In our debut poll, published in the The Observer on 8th April, 2018, we investigated the extent to which anti-Semitism is perceived to have permeated Labour Party ranks.
But let’s start with the polling truism that can never be mentioned enough: no matter how high-profile an issue might be in Westminster and in the media, no matter how profound the implications of it might be, sizable chunks of the British public will dutifully carry on largely unaware of it or not care about it.
That’s evident here too: on whether Labour is ‘riddled’ or merely featuring ‘pockets’ of anti-Semitic views, one in three (35%) are unable to express a view one way or the other. Continuing in this vein, four in ten (39%) ‘don’t know’ if anti-Semitism is more or less common in the Labour Party than in others.
But Jeremy Corbyn is certainly not escaping untainted from this increasingly divisive episode. Just fewer than one in five (17%) do think that the party is ‘riddled’ with people holding anti-Semitic views, including Corbyn himself. An identical number think that ‘pockets’ of anti-Semitism exists within Labour, but one of them includes its leader.
For the avoidance of doubt, that implies that a third of the public (34%) think that the leader of the Labour Party holds anti-Semitic views.
Although many people believing this to be the case are Conservative voters, it has not escaped the attention of people who voted for Corbyn in 2017. A total of 39% of 2017 Labour voters think that people within the party hold anti-Semitic views. One in seven Labour voters (14%) think Corbyn himself does so.
It is too early to tell whether recent events will have material and long-term implications for Labour’s support (Deltapoll is currently collecting vote intention data, but not yet publishing it), but it cannot be helping with leadership fundamentals.
In the first in our series of leadership satisfaction ratings, Corbyn scores -27, which is certainly not as low as we saw for him during the last political cycle, but not ideal by any means. More than half (57%) think Corbyn is doing badly in his job, but let’s remember that appalling ratings didn’t stop him from improving the Labour vote share in 2017 by 10-points.
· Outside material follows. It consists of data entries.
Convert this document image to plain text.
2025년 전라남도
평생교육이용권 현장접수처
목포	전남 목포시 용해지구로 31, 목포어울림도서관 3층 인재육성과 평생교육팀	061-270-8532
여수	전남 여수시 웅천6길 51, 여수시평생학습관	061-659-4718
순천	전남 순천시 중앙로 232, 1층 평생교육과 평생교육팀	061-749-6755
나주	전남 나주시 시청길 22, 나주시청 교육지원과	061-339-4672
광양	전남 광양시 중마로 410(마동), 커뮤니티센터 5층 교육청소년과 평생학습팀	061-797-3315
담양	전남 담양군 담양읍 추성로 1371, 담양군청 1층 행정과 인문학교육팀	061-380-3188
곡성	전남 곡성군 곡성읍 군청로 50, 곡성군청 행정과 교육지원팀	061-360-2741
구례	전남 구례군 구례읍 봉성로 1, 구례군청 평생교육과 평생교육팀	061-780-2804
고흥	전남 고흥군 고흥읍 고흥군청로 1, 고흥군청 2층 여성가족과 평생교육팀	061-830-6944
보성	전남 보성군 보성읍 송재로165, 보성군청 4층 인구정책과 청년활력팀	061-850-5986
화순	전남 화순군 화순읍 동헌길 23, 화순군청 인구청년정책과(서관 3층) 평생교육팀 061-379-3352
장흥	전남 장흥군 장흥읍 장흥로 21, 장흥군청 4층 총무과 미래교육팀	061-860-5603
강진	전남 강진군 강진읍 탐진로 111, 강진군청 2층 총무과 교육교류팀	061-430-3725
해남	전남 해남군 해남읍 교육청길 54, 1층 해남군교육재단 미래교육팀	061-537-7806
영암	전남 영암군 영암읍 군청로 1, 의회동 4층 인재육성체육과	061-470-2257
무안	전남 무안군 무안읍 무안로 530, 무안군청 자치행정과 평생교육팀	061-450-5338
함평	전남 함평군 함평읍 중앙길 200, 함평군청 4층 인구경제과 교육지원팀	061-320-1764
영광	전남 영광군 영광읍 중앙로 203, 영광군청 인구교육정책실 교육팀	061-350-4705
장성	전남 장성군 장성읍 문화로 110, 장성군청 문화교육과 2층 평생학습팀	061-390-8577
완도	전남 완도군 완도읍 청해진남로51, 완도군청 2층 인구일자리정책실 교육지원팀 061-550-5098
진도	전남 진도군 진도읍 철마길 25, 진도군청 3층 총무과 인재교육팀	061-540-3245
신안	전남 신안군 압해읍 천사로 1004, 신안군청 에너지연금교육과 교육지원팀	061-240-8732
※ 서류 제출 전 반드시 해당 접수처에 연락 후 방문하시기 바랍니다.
In comparison, the impression that Theresa May is consolidating her position (perhaps as a direct result of the focus on Corbyn, or perhaps because Brexit negotiations have taken a turn for the better) is reflected in a decent personal rating of -6. She’s out-performing her leadership team, with only Philip Hammond (-10) approaching decent ratings.
Brexit Secretary David Davis languishes on -22 despite recent positive developments with EU negotiators, and Foreign Secretary Boris Johnson’s mood won’t be helped after his skirmish with Russia when he views his Corbyn-level -26 rating.
Vince Cable fares worst though; his -29 probably reflecting continued Liberal Democrat failure to cut through despite there being a gaping hole in the centre ground of British politics.